The EPA announced in November it was proposing reductions by nearly 3 billion gallons in the amount of biofuels required to be blended into gasoline in 2014. The EPA has said the additive had become less necessary in light of fuel-efficient engines and lower fuel demand.
Political leaders and energy officials said the proposed change to the Renewable Fuel Standard will cost jobs, hurt investment in the industry and slow the economy.
The formal comment period has closed, but McCarthy said the EPA is open for additional feedback before the proposal is finalized, which could come in June.
While renewable fuels have seen huge increases in North Dakota over the past few years, coal has been a cornerstone of North Dakota’s economy for decades. North Dakota has seven coal-fueled electric power plants. The state’s lignite mines in west-central North Dakota produce close to 30 million tons of fuel annually. Almost 70 percent of electricity produced from North Dakota’s lignite-fired power plants is exported to surrounding states to more than 2 million customers.
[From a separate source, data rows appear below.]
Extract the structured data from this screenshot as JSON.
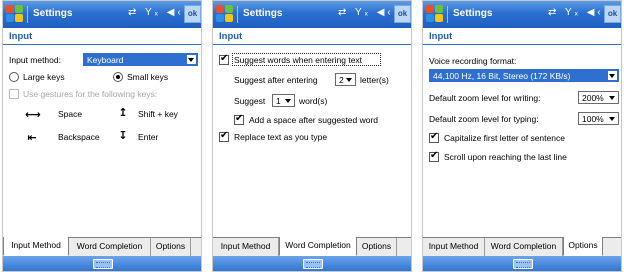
{
  "title": "Settings",
  "ok_label": "ok",
  "status_glyphs": "⇄ Yₓ ◀‹",
  "section": "Input",
  "tabs": [
    "Input Method",
    "Word Completion",
    "Options"
  ],
  "screen1": {
    "input_method_label": "Input method:",
    "input_method_value": "Keyboard",
    "large_keys": "Large keys",
    "small_keys": "Small keys",
    "selected_key_size": "Small keys",
    "gestures_label": "Use gestures for the following keys:",
    "gestures": {
      "space": "Space",
      "shift": "Shift + key",
      "backspace": "Backspace",
      "enter": "Enter"
    }
  },
  "screen2": {
    "suggest_words": "Suggest words when entering text",
    "suggest_after_label": "Suggest after entering",
    "suggest_after_value": "2",
    "letters_label": "letter(s)",
    "suggest_label": "Suggest",
    "suggest_value": "1",
    "words_label": "word(s)",
    "add_space": "Add a space after suggested word",
    "replace_text": "Replace text as you type"
  },
  "screen3": {
    "voice_format_label": "Voice recording format:",
    "voice_format_value": "44,100 Hz, 16 Bit, Stereo (172 KB/s)",
    "zoom_writing_label": "Default zoom level for writing:",
    "zoom_writing_value": "200%",
    "zoom_typing_label": "Default zoom level for typing:",
    "zoom_typing_value": "100%",
    "capitalize": "Capitalize first letter of sentence",
    "scroll": "Scroll upon reaching the last line"
  },
  "colors": {
    "titlebar": "#2a6fd0",
    "accent": "#1f5fc0",
    "selection": "#2f6fd0"
  }
}
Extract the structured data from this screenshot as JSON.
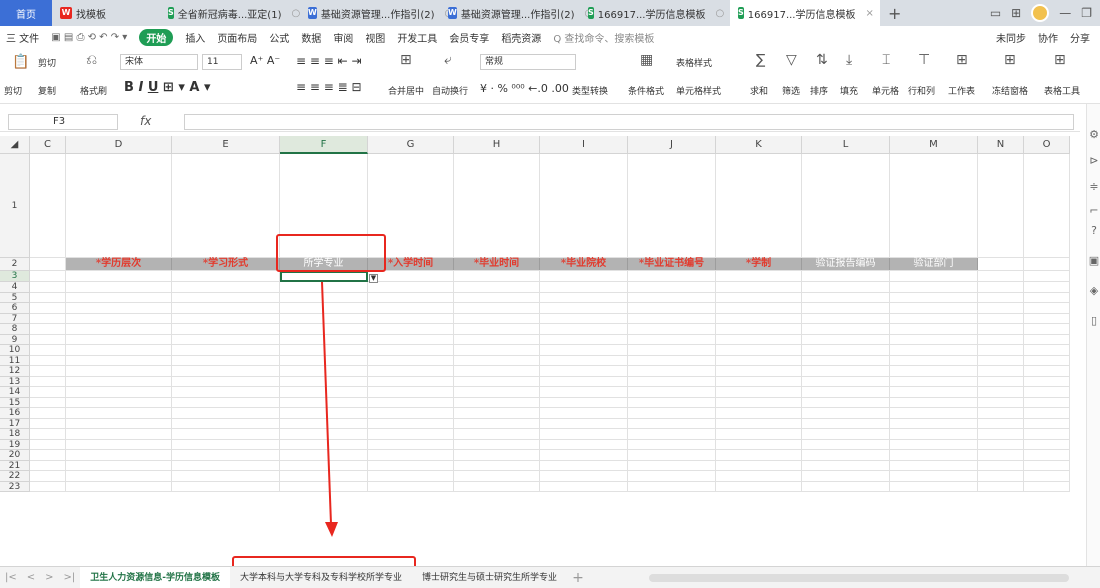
{
  "tabs": [
    {
      "label": "首页",
      "kind": "home"
    },
    {
      "label": "找模板",
      "icon": "wps-logo-icon"
    },
    {
      "label": "全省新冠病毒...亚定(1)",
      "icon": "sheet-icon"
    },
    {
      "label": "基础资源管理...作指引(2)",
      "icon": "doc-icon"
    },
    {
      "label": "基础资源管理...作指引(2)",
      "icon": "doc-icon"
    },
    {
      "label": "166917...学历信息模板",
      "icon": "sheet-icon"
    },
    {
      "label": "166917...学历信息模板",
      "icon": "sheet-icon",
      "active": true
    }
  ],
  "menu": {
    "file": "三 文件",
    "start": "开始",
    "items": [
      "插入",
      "页面布局",
      "公式",
      "数据",
      "审阅",
      "视图",
      "开发工具",
      "会员专享",
      "稻壳资源"
    ],
    "search": "Q 查找命令、搜索模板",
    "right": [
      "未同步",
      "协作",
      "分享"
    ]
  },
  "ribbon": {
    "clipboard": [
      "剪切",
      "粘贴",
      "复制",
      "格式刷"
    ],
    "font_name": "宋体",
    "font_size": "11",
    "merge": "合并居中",
    "wrap": "自动换行",
    "number_format": "常规",
    "type_convert": "类型转换",
    "cond_format": "条件格式",
    "table_style": "表格样式",
    "cell_style": "单元格样式",
    "sum": "求和",
    "filter": "筛选",
    "sort": "排序",
    "fill": "填充",
    "cells": "单元格",
    "rowcol": "行和列",
    "worksheet": "工作表",
    "freeze": "冻结窗格",
    "tools": "表格工具"
  },
  "formula_bar": {
    "cell_ref": "F3",
    "fx": "fx",
    "value": ""
  },
  "columns": [
    "C",
    "D",
    "E",
    "F",
    "G",
    "H",
    "I",
    "J",
    "K",
    "L",
    "M",
    "N",
    "O"
  ],
  "selected_column": "F",
  "rows": [
    "1",
    "2",
    "3",
    "4",
    "5",
    "6",
    "7",
    "8",
    "9",
    "10",
    "11",
    "12",
    "13",
    "14",
    "15",
    "16",
    "17",
    "18",
    "19",
    "20",
    "21",
    "22",
    "23"
  ],
  "header_row": [
    {
      "col": "D",
      "text": "*学历层次",
      "required": true
    },
    {
      "col": "E",
      "text": "*学习形式",
      "required": true
    },
    {
      "col": "F",
      "text": "所学专业",
      "required": false
    },
    {
      "col": "G",
      "text": "*入学时间",
      "required": true
    },
    {
      "col": "H",
      "text": "*毕业时间",
      "required": true
    },
    {
      "col": "I",
      "text": "*毕业院校",
      "required": true
    },
    {
      "col": "J",
      "text": "*毕业证书编号",
      "required": true
    },
    {
      "col": "K",
      "text": "*学制",
      "required": true
    },
    {
      "col": "L",
      "text": "验证报告编码",
      "required": false
    },
    {
      "col": "M",
      "text": "验证部门",
      "required": false
    }
  ],
  "sheet_tabs": [
    {
      "label": "卫生人力资源信息-学历信息模板",
      "active": true
    },
    {
      "label": "大学本科与大学专科及专科学校所学专业"
    },
    {
      "label": "博士研究生与硕士研究生所学专业"
    }
  ],
  "annotation_color": "#e8271f"
}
A proposed EPA rule, part of a Climate Action Plan released by Obama last year, would cap emissions at existing coal-fired power plants and set limits for emissions on all future coal plants. If adopted, future coal plants built would be limited to 1,100 pounds of carbon dioxide emissions per megawatt hour of electricity they generate. The average for coal-fired plants is about 1,700 pounds per megawatt hour at present.
Dalrymple said the proposed rules must be practical and based on technology that is commercially viable and cost effective. He said the state’s coal-fired power plants continue to reduce emissions, and that “unattainable standards would undermine the nation’s energy security and could lead to higher utility rates for customers and lost jobs.”
McCarthy told reporters that coal will continue to play a role in the nation’s energy future but challenges remain to reduce greenhouse gasses.
“The climate is changing and we have to work on this together,” she said.